I’ll start this blog off with a reference to Jason Goepfert’ s comments from his daily update to subscribers (www.sentimentrader.com).
“Every day for the past week, more than 2% of stocks on the NYSE have reached a 52-week high, and more than 2% have sunk to a 52-week low.
It’s rare to see so many stocks at both new highs and new lows, which is one of the conditions for the ridiculed Hindenburg Omen. When we see many stocks at both extremes, it highlights a split market and has been considered a warning sign among market watchers for decades (see Norman Fosback’s Stock Market Logic). The S&P’s performance going forward was not good. Only once, March 2000, did it manage to skate through mostly unharmed during the next several months. That also happened to coincide with the final blow-off of the bull market, and the gains were subsequently erased and then some.”

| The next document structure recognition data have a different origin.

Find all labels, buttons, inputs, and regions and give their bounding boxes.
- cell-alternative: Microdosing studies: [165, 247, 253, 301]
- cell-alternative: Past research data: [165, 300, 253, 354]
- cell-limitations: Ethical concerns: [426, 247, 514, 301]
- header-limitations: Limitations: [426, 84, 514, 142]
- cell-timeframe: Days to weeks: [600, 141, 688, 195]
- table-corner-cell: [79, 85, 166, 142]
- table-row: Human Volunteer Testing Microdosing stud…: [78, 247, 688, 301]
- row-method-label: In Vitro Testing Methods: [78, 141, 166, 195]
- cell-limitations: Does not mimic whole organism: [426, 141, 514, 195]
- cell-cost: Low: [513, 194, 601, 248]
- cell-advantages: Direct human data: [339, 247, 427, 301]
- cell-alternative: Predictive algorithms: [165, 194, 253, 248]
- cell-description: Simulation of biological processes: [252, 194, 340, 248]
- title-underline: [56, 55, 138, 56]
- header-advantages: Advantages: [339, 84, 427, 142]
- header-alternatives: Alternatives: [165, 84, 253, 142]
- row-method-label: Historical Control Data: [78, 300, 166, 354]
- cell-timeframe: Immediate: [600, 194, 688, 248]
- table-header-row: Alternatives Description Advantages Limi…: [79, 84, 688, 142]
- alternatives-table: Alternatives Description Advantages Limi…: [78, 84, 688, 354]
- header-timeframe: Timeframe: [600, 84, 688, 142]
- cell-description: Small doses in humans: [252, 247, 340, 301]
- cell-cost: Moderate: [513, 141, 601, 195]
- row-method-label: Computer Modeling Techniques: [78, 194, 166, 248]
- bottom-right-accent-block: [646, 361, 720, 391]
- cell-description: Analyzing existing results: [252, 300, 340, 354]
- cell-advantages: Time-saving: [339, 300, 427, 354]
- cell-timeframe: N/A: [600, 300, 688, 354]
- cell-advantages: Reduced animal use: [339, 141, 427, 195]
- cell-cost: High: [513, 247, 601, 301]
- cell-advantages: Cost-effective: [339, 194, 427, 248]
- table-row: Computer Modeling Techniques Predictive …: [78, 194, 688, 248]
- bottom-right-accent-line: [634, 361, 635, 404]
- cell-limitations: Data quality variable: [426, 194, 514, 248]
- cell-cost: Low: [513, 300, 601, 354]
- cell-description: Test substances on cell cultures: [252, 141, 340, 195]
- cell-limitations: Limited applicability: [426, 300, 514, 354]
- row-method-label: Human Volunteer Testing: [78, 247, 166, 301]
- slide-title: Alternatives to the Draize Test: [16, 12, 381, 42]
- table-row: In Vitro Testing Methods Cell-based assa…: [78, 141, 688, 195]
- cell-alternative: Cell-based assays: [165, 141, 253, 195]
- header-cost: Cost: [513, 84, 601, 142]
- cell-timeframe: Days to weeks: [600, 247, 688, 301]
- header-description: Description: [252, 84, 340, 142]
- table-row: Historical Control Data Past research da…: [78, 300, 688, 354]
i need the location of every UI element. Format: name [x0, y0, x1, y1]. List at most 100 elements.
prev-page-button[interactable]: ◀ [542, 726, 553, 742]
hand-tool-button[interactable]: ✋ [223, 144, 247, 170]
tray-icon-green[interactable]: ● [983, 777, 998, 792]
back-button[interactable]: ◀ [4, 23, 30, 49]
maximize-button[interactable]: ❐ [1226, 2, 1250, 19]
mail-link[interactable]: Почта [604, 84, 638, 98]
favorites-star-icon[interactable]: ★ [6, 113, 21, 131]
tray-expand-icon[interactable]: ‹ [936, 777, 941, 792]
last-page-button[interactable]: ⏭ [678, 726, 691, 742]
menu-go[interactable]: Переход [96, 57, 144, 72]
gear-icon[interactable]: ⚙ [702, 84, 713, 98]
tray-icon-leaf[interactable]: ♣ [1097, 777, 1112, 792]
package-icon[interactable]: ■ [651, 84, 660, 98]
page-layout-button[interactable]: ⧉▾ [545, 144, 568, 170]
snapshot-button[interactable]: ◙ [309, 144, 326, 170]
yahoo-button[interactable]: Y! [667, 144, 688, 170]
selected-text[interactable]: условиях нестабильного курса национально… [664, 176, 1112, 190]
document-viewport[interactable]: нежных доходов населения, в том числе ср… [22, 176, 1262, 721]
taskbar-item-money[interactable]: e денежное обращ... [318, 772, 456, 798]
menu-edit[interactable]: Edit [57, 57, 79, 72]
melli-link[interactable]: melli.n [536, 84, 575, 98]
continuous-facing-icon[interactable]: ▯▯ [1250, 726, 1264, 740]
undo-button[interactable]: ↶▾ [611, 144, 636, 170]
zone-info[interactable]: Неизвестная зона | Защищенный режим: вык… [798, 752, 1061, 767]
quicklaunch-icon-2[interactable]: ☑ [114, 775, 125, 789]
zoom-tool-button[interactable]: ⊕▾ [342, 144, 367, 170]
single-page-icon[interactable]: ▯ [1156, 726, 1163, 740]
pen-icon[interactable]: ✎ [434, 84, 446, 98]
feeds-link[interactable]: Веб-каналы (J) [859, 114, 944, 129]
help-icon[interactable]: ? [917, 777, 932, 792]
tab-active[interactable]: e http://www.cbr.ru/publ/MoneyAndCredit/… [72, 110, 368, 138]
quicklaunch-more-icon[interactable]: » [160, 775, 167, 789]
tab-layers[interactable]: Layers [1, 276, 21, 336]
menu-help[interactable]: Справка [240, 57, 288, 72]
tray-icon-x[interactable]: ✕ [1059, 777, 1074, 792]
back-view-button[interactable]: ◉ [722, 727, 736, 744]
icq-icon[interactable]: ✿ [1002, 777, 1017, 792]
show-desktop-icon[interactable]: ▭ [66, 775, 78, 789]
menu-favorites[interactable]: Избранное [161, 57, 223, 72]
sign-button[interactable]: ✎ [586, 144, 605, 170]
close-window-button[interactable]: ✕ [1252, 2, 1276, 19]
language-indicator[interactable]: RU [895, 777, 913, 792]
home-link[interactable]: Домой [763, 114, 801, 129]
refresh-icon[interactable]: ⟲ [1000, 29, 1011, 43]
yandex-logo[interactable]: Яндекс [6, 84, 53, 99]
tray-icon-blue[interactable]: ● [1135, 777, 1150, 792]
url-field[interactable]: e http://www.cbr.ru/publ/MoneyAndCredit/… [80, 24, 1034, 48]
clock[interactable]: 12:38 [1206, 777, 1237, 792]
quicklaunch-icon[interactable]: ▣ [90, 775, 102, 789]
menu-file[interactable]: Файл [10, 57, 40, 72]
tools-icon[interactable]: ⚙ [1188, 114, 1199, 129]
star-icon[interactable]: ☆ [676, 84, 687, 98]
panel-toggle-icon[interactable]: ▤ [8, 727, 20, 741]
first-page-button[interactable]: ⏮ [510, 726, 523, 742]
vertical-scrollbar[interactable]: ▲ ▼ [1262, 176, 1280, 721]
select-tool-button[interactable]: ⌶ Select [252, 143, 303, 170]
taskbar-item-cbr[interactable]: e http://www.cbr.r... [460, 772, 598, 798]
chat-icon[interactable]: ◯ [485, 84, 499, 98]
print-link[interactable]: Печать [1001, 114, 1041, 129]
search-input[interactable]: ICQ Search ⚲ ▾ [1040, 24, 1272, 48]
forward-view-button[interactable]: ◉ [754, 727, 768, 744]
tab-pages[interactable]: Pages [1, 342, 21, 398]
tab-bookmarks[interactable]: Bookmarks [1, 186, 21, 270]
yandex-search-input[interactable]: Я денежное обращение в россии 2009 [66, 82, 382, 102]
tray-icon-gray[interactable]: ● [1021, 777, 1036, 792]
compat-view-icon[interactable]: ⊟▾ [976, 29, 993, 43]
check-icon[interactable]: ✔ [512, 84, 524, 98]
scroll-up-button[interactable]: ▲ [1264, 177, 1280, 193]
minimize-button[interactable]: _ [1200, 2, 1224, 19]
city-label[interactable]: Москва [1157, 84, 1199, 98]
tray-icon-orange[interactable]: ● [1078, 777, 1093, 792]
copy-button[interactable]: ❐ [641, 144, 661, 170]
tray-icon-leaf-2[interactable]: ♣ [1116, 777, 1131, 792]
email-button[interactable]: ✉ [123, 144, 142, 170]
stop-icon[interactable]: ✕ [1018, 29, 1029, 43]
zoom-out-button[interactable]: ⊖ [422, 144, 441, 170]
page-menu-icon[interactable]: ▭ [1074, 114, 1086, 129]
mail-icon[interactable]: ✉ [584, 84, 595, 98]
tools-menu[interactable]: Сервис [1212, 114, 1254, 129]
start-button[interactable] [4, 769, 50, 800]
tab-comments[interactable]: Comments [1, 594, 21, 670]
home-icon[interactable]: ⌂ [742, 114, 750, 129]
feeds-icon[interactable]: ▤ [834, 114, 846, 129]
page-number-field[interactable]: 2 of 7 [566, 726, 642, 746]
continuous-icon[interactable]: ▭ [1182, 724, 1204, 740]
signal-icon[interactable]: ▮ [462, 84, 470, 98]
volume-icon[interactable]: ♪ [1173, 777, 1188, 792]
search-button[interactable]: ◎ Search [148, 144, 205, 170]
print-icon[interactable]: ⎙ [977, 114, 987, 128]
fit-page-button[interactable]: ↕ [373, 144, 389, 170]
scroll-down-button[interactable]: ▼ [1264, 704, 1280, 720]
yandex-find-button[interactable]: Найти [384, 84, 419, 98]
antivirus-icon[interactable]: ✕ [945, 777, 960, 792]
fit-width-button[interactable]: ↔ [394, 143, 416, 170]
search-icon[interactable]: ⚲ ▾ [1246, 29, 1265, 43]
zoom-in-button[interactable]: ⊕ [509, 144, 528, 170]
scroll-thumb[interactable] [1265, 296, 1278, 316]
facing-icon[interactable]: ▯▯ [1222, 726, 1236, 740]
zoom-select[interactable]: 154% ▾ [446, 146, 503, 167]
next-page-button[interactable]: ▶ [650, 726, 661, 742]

I’ve noted in past blogs that the S&P500 (and DJIA, for that matter) has been trading range-bound. I’ve referenced a simple to follow short termed trading strategy using momentum oscillators and Bollinger Bands. This system has been, and continues to be, quite accurate in picking peaks and troughs lately. Using the trading system, I covered the last peak and last trough in the market on my blog. Click here to read the last blog covering the last “buy” signal.
This week, the system signalled “sell”. Note that we’re also seeing expansion of the Bollinger Bands, which denotes a potential trend change—in other words, this sideways trading range may be coming to an end – and it doesn’t look like it’s going to break out to the upside!!!
Gosh, your market breadth smells terrible!
In a couple of blogs in the past, I’ve referenced a Dow Divergence. My earlier blog this week covered that bearish breadth-orientated signal –here is the link.
Right now, we’re also seeing a few of the more common market breadth indicators decline –these indicators tell us the extent of rising vs. falling stocks on the broad markets. I look at lots of them, but my old standby is the Advance/Decline cumulative line. I smooth that line with a 10 day MA—as seen on the chart below, courtesy of www.freestockcharts.com. Note how the A/D line (blue line) moved sideways between May and June while the S&P500 (red line) rose. This divergence added another clue to a potential pending problem for the markets. It’s now declining.
Overall, I am cautious about the near termed prospects for the markets. However, I remain convinced that a correction during this summer or fall will result in a marvellous buying opportunity within the secular bull market. At ValueTrend, we’re up to 50% cash in our equity model right now. While we expect to deploy 5-10% of that if our short termed system (above) signals a “buy”—either way, we intend to hold at least 40% cash for a few more months. You might want to consider doing the same.